Hyperemesis sucks. The constant nausea and difficulty keeping liquids or solids down has wiped my wife out. She's only been dehydrated once so far but she's pretty much been knocked on her ass. Even little things exhaust her and just about any time she eats it's followed by a nap as she tries to keep from vomiting. We knew what we were getting into after going through this twice already but it's still a struggle. It's left us wondering what we were thinking on more than one occasion. Speaking from the point of view of a husband of and HG wife, I've got to say it takes a lot out of everyone involved.
Yes, it means more of the household responsibilities are up to me. I actually gave the kids a bath last week which I think brings the grand total of times I've flown solo on that to four, maybe. It can also be a bit much to have them constantly pulling at me and asking for things. It certainly means it takes longer to post one of these things. Apparently watching daddy type is not what they consider "quality time". Throw in making sure mommy's got everything she needs and it can take a toll. We're lucky that we've got family around us that's very helpful and supportive though which is nice. In my opinion though, HG does have its upside.

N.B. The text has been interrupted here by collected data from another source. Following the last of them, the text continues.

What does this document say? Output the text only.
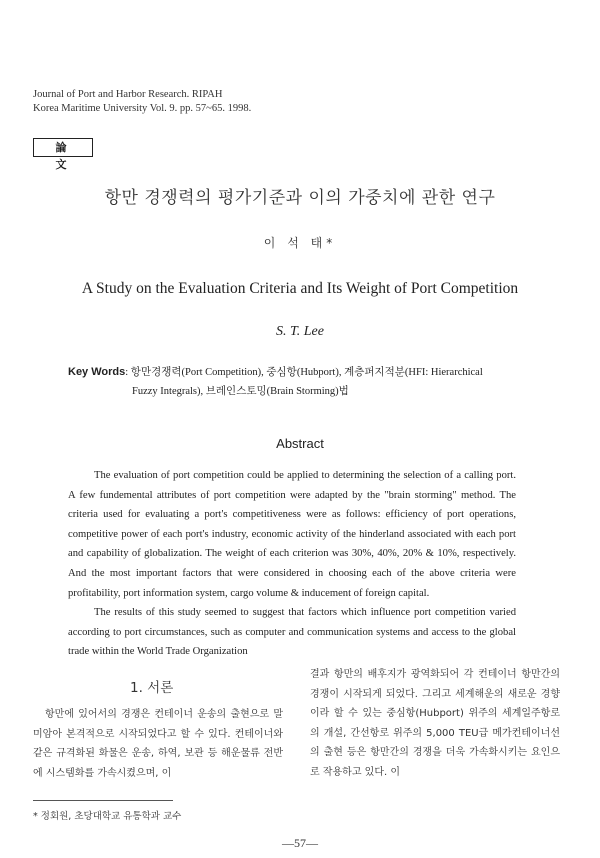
Journal of Port and Harbor Research. RIPAH
Korea Maritime University Vol. 9. pp. 57~65. 1998.
論 文
항만 경쟁력의 평가기준과 이의 가중치에 관한 연구
이 석 태*
A Study on the Evaluation Criteria and Its Weight of Port Competition
S. T. Lee
Key Words: 항만경쟁력(Port Competition), 중심항(Hubport), 계층퍼지적분(HFI: Hierarchical
Fuzzy Integrals), 브레인스토밍(Brain Storming)법
Abstract

The evaluation of port competition could be applied to determining the selection of a calling port. A few fundemental attributes of port competition were adapted by the "brain storming" method. The criteria used for evaluating a port's competitiveness were as follows: efficiency of port operations, competitive power of each port's industry, economic activity of the hinderland associated with each port and capability of globalization. The weight of each criterion was 30%, 40%, 20% & 10%, respectively. And the most important factors that were considered in choosing each of the above criteria were profitability, port information system, cargo volume & inducement of foreign capital.

The results of this study seemed to suggest that factors which influence port competition varied according to port circumstances, such as computer and communication systems and access to the global trade within the World Trade Organization

1. 서론

항만에 있어서의 경쟁은 컨테이너 운송의 출현으로 말미암아 본격적으로 시작되었다고 할 수 있다. 컨테이너와 같은 규격화된 화물은 운송, 하역, 보관 등 해운물류 전반에 시스템화를 가속시켰으며, 이

결과 항만의 배후지가 광역화되어 각 컨테이너 항만간의 경쟁이 시작되게 되었다. 그리고 세계해운의 새로운 경향이라 할 수 있는 중심항(Hubport) 위주의 세계일주항로의 개설, 간선항로 위주의 5,000 TEU급 메가컨테이너선의 출현 등은 항만간의 경쟁을 더욱 가속화시키는 요인으로 작용하고 있다. 이

* 정회원, 초당대학교 유통학과 교수
—57—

When I say it has an upside I'm strictly talking about me. I can't imagine what the positive of actually having this could be and I'm thankful I don't have it. Since I'm not the one in a constant state of nausea induced exhaustion let me tell you what the benefits are for me. For starters, when the kids finally get to sleep and it's time to just relax and watch TV, there's very little debate about what we watch. "What do you want to watch? Oh, you're asleep already. Ultimate fighting it is then." Little tips for HG husbands, if she's awake just let her watch whatever show she wants. Two minutes into Ugly Betty or that show where the couple has eight youngsters and she'll be asleep. The remote is then all yours and you still get credit for being supportive. Thanks to that I've had lots of extra time to get reacquainted with old friends like Seinfeld or Kenny vs. Spenny. I've even gotten into Entourage. I'm not really sure what it is about that show that appeals to me but it's on at least one channel just about all the time which is nice. Also, with the help of the baby monitor, I can keep track of how everyone is doing while I spend time in the basement playing video games. My thumb is starting to toughen up again. If we didn't have kids I can't even imagine how much time I'd have for the things I like to do.
Added free time isn't the only good thing. There's also the food. There's only a select few things she can manage to keep down. At the moment that's pretty much just ketchup chips and croissants with jam. Most other things she can't even be around. That of course leaves just me and the kids at mealtime. It means I have to cook usually but it also means more food for me. The kids hardly ever finish everything on their plates which leaves the rest for me. Provided they haven't turned it into something too disgusting, it could mean quite a feast for me. We also save on grocery bills since we're not going through quite as much food. Another tip for the husbands, buy a few things you know your wife enjoys but that you like too. Odds are she's not going to be able to eat much of it, if any, which leaves a nice little treat for you but you still get the credit for being thoughtful. "If you're too nauseous I guess I could eat that whole cheesecake. The smell of those mozzarella sticks makes you feel sick too? I'll get rid of them for you then." I didn't learn that one the first pregnancy and I actually lost about 15 lbs or so. She couldn't eat much or stand the smell of most foods so I didn't eat as much as normal either. Having kids that need to be fed makes a difference though. Like I said, I get to eat my meal and finish off theirs most times. It's a win win.
Finally, there's the big advantage of HG. It's not my wife's fault that she can't do as much around the house. She's very sick and does as much as she can. (For the record, she does more than I would do if I was in her shoes. I'd be on my back all day long soaking all the pity I could.) It does leave more for me to do around here and that results in one thing, guilt. She feels guilty about not being able to help as much. That guilt just keeps increasing. Think of it as a high interest bank account that you get to cash in at the end. I'm hoping my account will add up to a new gaming system so keep your fingers crossed. That leads me to my final HG husband tip, always make it look difficult. Even if you find it easy, make it look a little bit difficult. You don't want to make it look so tough that she feels horrible, just enough to cause a little bit of guilt. It will also make your wife feel better about herself as a mom when she sees you struggling to do something she does easily on a daily basis. Guilt plus increased self esteem, that's a winning combination.
So it's a very long tough journey getting through an HG pregnancy. It takes a tole on everyone involved. If you're an HG husband though it doesn't have to be all bad, provided you handle it right. You can have free time to watch sports or play video games. You can pretty much eat whatever you want as long as you do it discretely. And ultimately you can bank a nice little guilt account that you can cash in later on. If it wasn't for the horrible, life threatening illness part, it'd be great for everyone involved.